On 07/04/2010 12:30 PM, Alexander Graf wrote:

Considering how the parts of the draft that I read about sound like, that's not 
the inventor's idea. PPC people love to see the BIOS be part of the 
virtualization solution. I don't. That's the biggest difference here and reason 
for us going different directions.

I think what they thought of is something like

if (in_kvm()) {
  device_tree_put("/hypervisor/exit", EXIT_TYPE_MAGIC);
  device_tree_put("/hypervisor/exit_magic", EXIT_MAGIC);
}

which then the OS reads out. But that's useless, as the hypercalls are 
hypervisor specific. So why make the detection on the Linux side generic?
In fact, it's even worse. Right now with KVM for PPC we have 3 different ways 
of generating the device tree:

1) OpenBIOS (Mac emulation)
2) Qemu libfdt (BookE)
3) MOL OF implementation

I sympathize. But, if the arch says that's how you do things, then that's how you do things.

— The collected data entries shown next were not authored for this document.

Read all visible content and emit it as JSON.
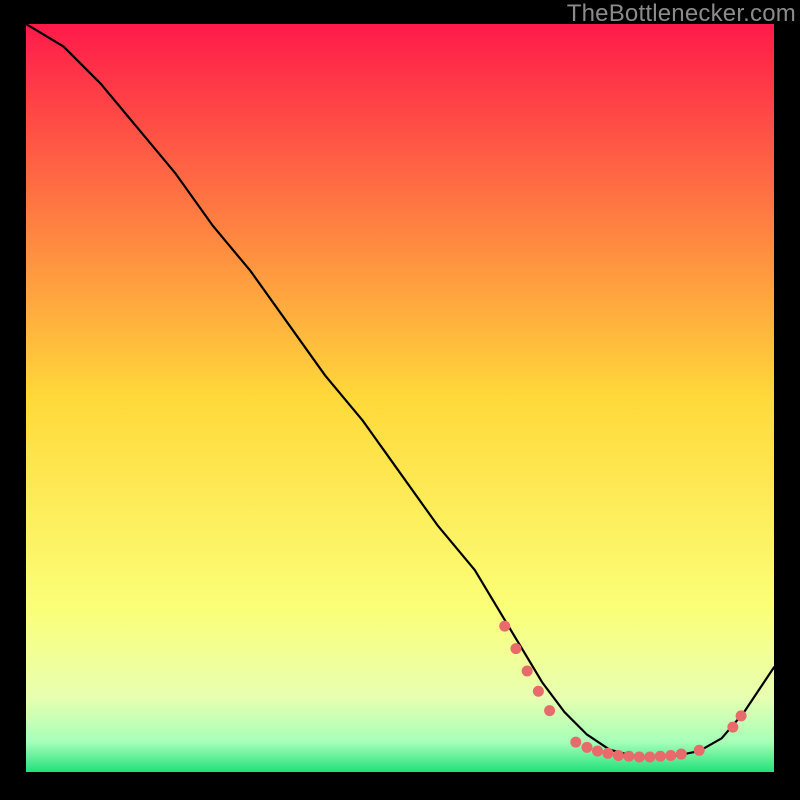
{
  "watermark": "TheBottlenecker.com",
  "chart_data": {
    "type": "line",
    "title": "",
    "xlabel": "",
    "ylabel": "",
    "xlim": [
      0,
      100
    ],
    "ylim": [
      0,
      100
    ],
    "background_gradient": {
      "stops": [
        {
          "pos": 0.0,
          "color": "#ff1a4a"
        },
        {
          "pos": 0.5,
          "color": "#ffd93a"
        },
        {
          "pos": 0.78,
          "color": "#fbff77"
        },
        {
          "pos": 0.9,
          "color": "#e8ffb1"
        },
        {
          "pos": 0.96,
          "color": "#a6ffb8"
        },
        {
          "pos": 1.0,
          "color": "#22e07a"
        }
      ]
    },
    "series": [
      {
        "name": "bottleneck-curve",
        "color": "#000000",
        "width": 2.2,
        "x": [
          0,
          5,
          10,
          15,
          20,
          25,
          30,
          35,
          40,
          45,
          50,
          55,
          60,
          63,
          66,
          69,
          72,
          75,
          78,
          81,
          84,
          87,
          90,
          93,
          96,
          100
        ],
        "y": [
          100,
          97,
          92,
          86,
          80,
          73,
          67,
          60,
          53,
          47,
          40,
          33,
          27,
          22,
          17,
          12,
          8,
          5,
          3,
          2.2,
          2.0,
          2.2,
          2.8,
          4.5,
          8,
          14
        ]
      }
    ],
    "highlight_points": {
      "name": "highlight",
      "color": "#e86b6b",
      "radius": 5.5,
      "points": [
        {
          "x": 64.0,
          "y": 19.5
        },
        {
          "x": 65.5,
          "y": 16.5
        },
        {
          "x": 67.0,
          "y": 13.5
        },
        {
          "x": 68.5,
          "y": 10.8
        },
        {
          "x": 70.0,
          "y": 8.2
        },
        {
          "x": 73.5,
          "y": 4.0
        },
        {
          "x": 75.0,
          "y": 3.3
        },
        {
          "x": 76.4,
          "y": 2.8
        },
        {
          "x": 77.8,
          "y": 2.5
        },
        {
          "x": 79.2,
          "y": 2.2
        },
        {
          "x": 80.6,
          "y": 2.1
        },
        {
          "x": 82.0,
          "y": 2.0
        },
        {
          "x": 83.4,
          "y": 2.0
        },
        {
          "x": 84.8,
          "y": 2.1
        },
        {
          "x": 86.2,
          "y": 2.2
        },
        {
          "x": 87.6,
          "y": 2.4
        },
        {
          "x": 90.0,
          "y": 2.9
        },
        {
          "x": 94.5,
          "y": 6.0
        },
        {
          "x": 95.6,
          "y": 7.5
        }
      ]
    }
  }
}
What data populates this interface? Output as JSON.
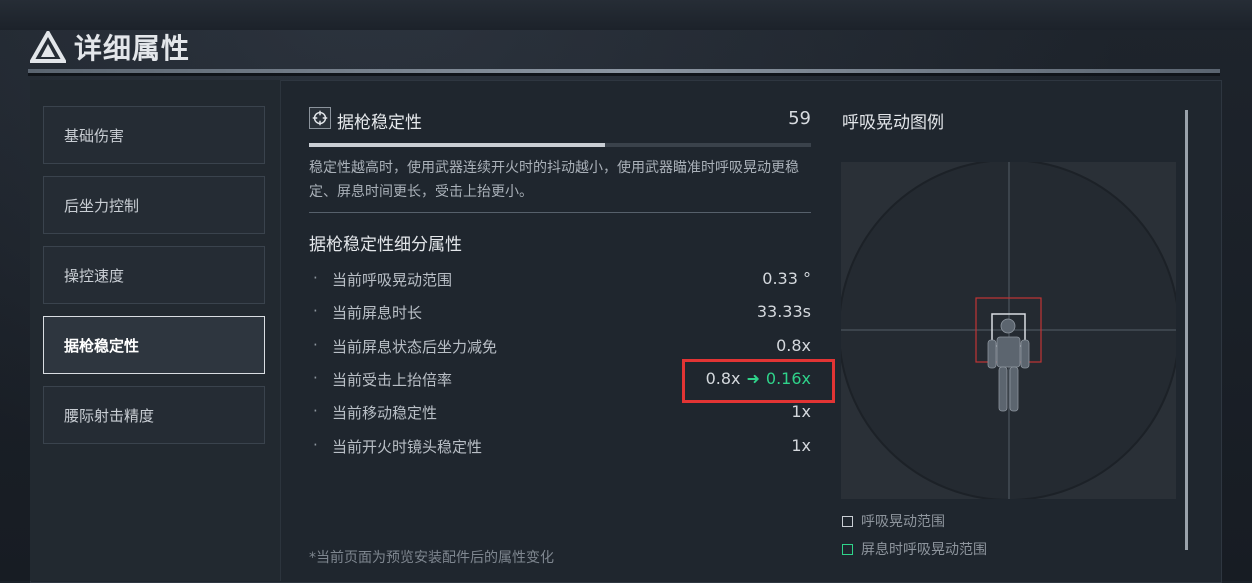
{
  "header": {
    "title": "详细属性"
  },
  "sidebar": {
    "items": [
      {
        "label": "基础伤害"
      },
      {
        "label": "后坐力控制"
      },
      {
        "label": "操控速度"
      },
      {
        "label": "据枪稳定性",
        "active": true
      },
      {
        "label": "腰际射击精度"
      }
    ]
  },
  "stat": {
    "icon": "crosshair-icon",
    "name": "据枪稳定性",
    "value": "59",
    "bar_fraction": 0.59,
    "description": "稳定性越高时，使用武器连续开火时的抖动越小，使用武器瞄准时呼吸晃动更稳定、屏息时间更长，受击上抬更小。"
  },
  "breakdown": {
    "title": "据枪稳定性细分属性",
    "rows": [
      {
        "label": "当前呼吸晃动范围",
        "value": "0.33 °"
      },
      {
        "label": "当前屏息时长",
        "value": "33.33s"
      },
      {
        "label": "当前屏息状态后坐力减免",
        "value": "0.8x"
      },
      {
        "label": "当前受击上抬倍率",
        "value_old": "0.8x",
        "arrow": "➜",
        "value_new": "0.16x"
      },
      {
        "label": "当前移动稳定性",
        "value": "1x"
      },
      {
        "label": "当前开火时镜头稳定性",
        "value": "1x"
      }
    ],
    "bullet": "·"
  },
  "footnote": "*当前页面为预览安装配件后的属性变化",
  "legend": {
    "title": "呼吸晃动图例",
    "items": [
      {
        "label": "呼吸晃动范围",
        "color": "#c9ced4"
      },
      {
        "label": "屏息时呼吸晃动范围",
        "color": "#2fd38a"
      }
    ]
  },
  "colors": {
    "accent_green": "#2fd38a",
    "highlight_red": "#e23434",
    "panel": "#1f262e"
  }
}
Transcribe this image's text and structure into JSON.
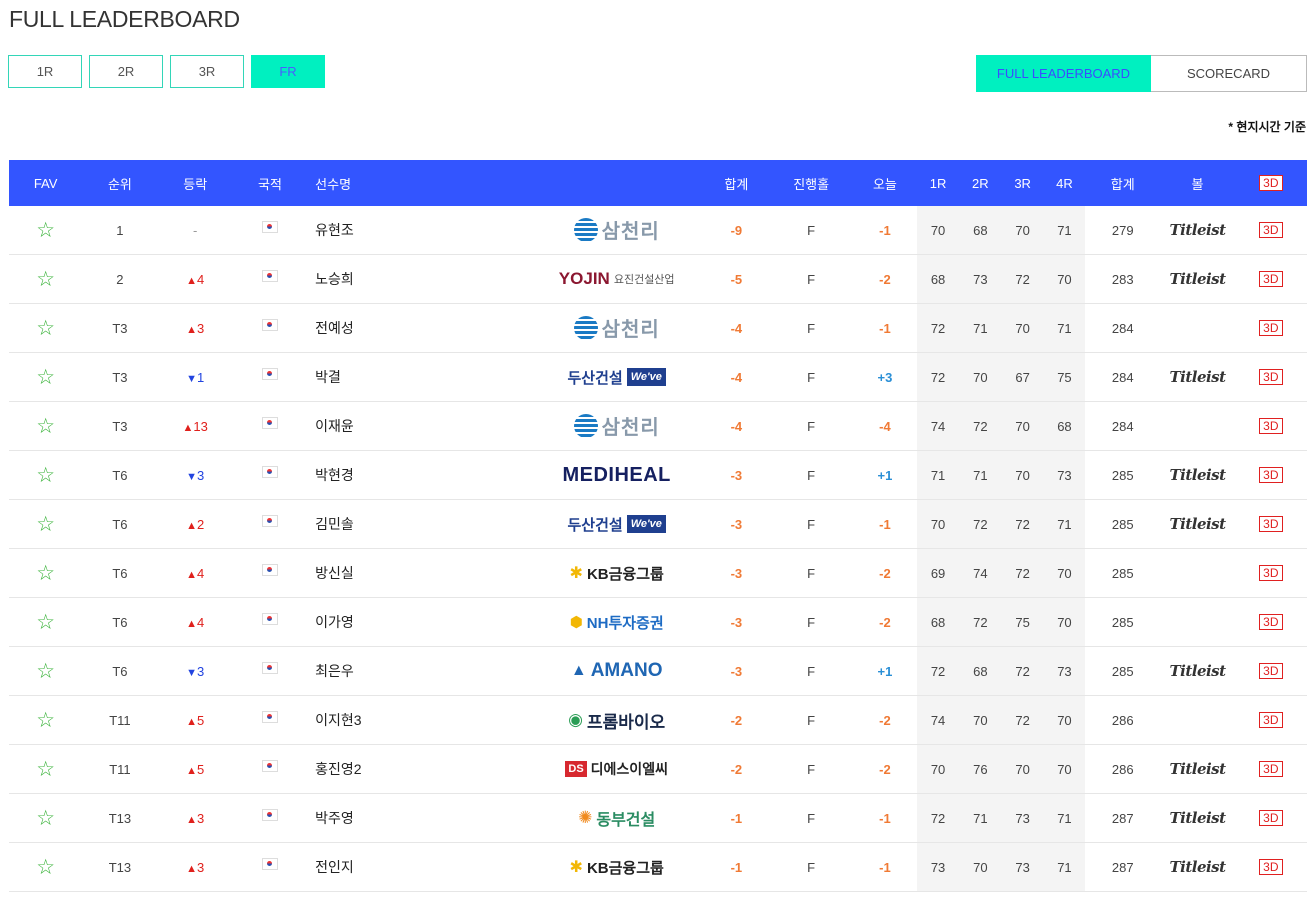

So I'd have to touch even more projects. Just for the sake of splitting out 
something that belongs together anyway. And probably even create new interfaces 
just for that sake (qemu asking the kernel which type of hypercalls the vm 
should use) even though the guest could just query all that itself.

qemu needs to be involved, in case one day you support more than one type of hypercalls (like x86 does with hyper-v) or if you want to live migrate from a host that has hypercall support to another host that has this feature removed (as has already happened on x86 with the pvmmu).

Planning for the future means a lot of boring interfaces.